Prepararam o biberão e deram de mamar ao cordeiro.
Depois disso, as manas ainda não estavam satisfeitas. Queriam conhecer mais pessoas. A vila não era assim tão grande, mas ainda não conheciam muita gente, nem toda a vila. E lá foram elas, à descoberta.
Conheceram o Sr. Ronaldo, o senhor que tinha uma loja com coisas que são necessárias para o dia-a-dia, o Sr. Inácio, o bêbado que era marido da D. Palmira, e o seu filho Roberto, que era muito manhoso. Também conheceram a Sr.ª Albertina, a mulher do Sr.
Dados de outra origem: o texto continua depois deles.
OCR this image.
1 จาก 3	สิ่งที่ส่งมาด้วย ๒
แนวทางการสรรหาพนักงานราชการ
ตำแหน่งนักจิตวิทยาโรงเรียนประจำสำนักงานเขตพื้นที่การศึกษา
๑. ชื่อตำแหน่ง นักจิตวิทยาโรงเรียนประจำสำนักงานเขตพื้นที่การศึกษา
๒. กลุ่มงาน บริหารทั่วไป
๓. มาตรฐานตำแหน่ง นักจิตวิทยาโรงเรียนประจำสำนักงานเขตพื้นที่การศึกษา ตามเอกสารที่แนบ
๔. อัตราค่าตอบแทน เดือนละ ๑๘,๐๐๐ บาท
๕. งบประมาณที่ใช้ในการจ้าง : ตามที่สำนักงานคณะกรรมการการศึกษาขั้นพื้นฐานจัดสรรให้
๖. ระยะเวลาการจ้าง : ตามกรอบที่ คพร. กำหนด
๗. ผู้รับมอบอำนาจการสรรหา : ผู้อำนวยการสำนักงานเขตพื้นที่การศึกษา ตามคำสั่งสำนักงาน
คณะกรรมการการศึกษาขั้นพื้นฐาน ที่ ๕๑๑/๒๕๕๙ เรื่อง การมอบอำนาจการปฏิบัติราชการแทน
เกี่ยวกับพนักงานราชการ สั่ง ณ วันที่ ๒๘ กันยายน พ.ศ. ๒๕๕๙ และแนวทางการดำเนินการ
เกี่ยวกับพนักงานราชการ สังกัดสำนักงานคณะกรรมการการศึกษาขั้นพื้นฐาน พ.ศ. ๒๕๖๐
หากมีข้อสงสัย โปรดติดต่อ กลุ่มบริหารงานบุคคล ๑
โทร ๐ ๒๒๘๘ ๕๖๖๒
Luís, o presidente da câmara, a sua filha Glória, a D. Luísa, mulher do Sr. Miguel, e os seus filhos, João e Francisco que também são gémeos. A D. Alda e o Sr. Rogério, que vendem frutos e legumes, a D. Vitória, que tem uma loja de comer para animais, a Sílvia, a Laura, a Joana e a Raquel, o Ti Tóino, o Lourenço, o Rodrigo e o Gui. Viram a Clara que já não viam há muito tempo. Ela estava a trabalhar no café.
Viram a Vila das Flores de uma ponta à outra e gostaram muito. Chegou a noite. Foram dar de mamar ao cordeiro. O Tomé e a sua mãe foram-se embora, e o agricultor Zé também. A Clara chegou a casa. Os primos brincaram até à hora de irem para a cama. Antes de se irem deitar as gémeas despediram-se dos primos e dos tios.
– Sabes, mana – confidenciou Pipa sentada na cama – gostei muito do nosso primeiro dia na Vila das Flores.
– Também eu! Ahh… – bocejou Dory.
Deitaram a cabeça sobre a almofada e num instante… adormeceram. Estavam muito cansadas. Tinham feito muitos amigos e tinham percorrido a vila inteira. E foi assim o primeiro dia de Dory e Pipa na Vila das Flores.